Ich stimme meinem Vorredner zu. Jeder Hausarzt kann heute (theoretisch) eine dazu führende Sonographie durchführen.
Komischerweise wird aber diese Diagnostik immer dann aus dem Sack gezogen, wenn man irgendwo in der Welt einen radioaktiven Strahlenschaden vermutet, oder sagen wir lieber unbedingt nachweisen möchte.
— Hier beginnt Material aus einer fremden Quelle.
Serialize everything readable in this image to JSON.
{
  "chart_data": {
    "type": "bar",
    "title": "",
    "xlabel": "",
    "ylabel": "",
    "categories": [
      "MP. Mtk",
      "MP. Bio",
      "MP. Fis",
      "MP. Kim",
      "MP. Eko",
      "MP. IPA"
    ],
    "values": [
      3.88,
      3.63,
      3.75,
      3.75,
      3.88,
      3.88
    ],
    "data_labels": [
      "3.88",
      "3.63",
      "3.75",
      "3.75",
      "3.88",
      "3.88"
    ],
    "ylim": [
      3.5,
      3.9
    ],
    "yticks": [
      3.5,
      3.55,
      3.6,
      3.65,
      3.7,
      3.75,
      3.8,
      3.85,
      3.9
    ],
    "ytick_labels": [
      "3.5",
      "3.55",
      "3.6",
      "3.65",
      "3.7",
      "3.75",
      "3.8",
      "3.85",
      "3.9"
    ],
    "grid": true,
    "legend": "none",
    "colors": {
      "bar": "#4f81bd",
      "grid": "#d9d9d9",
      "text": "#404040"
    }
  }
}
Lieber etwas mehr auf die kommerziellen Laien-Therapeuten achten, die zu sehr ins Kraut schießen, siehe Brüggen.

Manfred Krüger 19.08.201610:50 Uhr

Überdiagnosen???

Der Begriff "Überdiagnose" trifft nach meiner Ansicht nicht den Kern der Sache.
Eher könnte man von einer „Übertherapie" sprechen, wenn es keine ausreichende Indikation für eine Thyroidektomie gab.
Bei papillären und follikulären Schilddrüsenkarzinomen ist bei einer Größe von mehr als 1 cm eine Thyroidektomie mit nachfolgender Radioiodtherapie zur Elimination des verbliebenen Schilddrüsengewebes angezeigt. Nach den Leitlinien der Deutschen Gesellschaft für Nuklearmedizin ist bei sogenannten Mikrokarzinomen eine Entfernung des betroffenen Lappens ausreichend.
Wer will die Frage beantworten, ob die behandelten Schilddrüsenkarzinome zu Lebzeiten keine Beschwerden hervorgerufen hätten oder aber nicht metastasiert hätten.Für die behandelnden Ärzte ergibt sich auf jeden Fall die Gewissensfrage, ob man ein Schilddrüsenkarzinom behandelt oder aber möglicherweise später vor den Kadi landet, wenn doch eine Metastasierung auftritt. Insbesondere in den USA dürften solche Fälle mit extrem hohen Schadensersatzforderungen verbunden sein.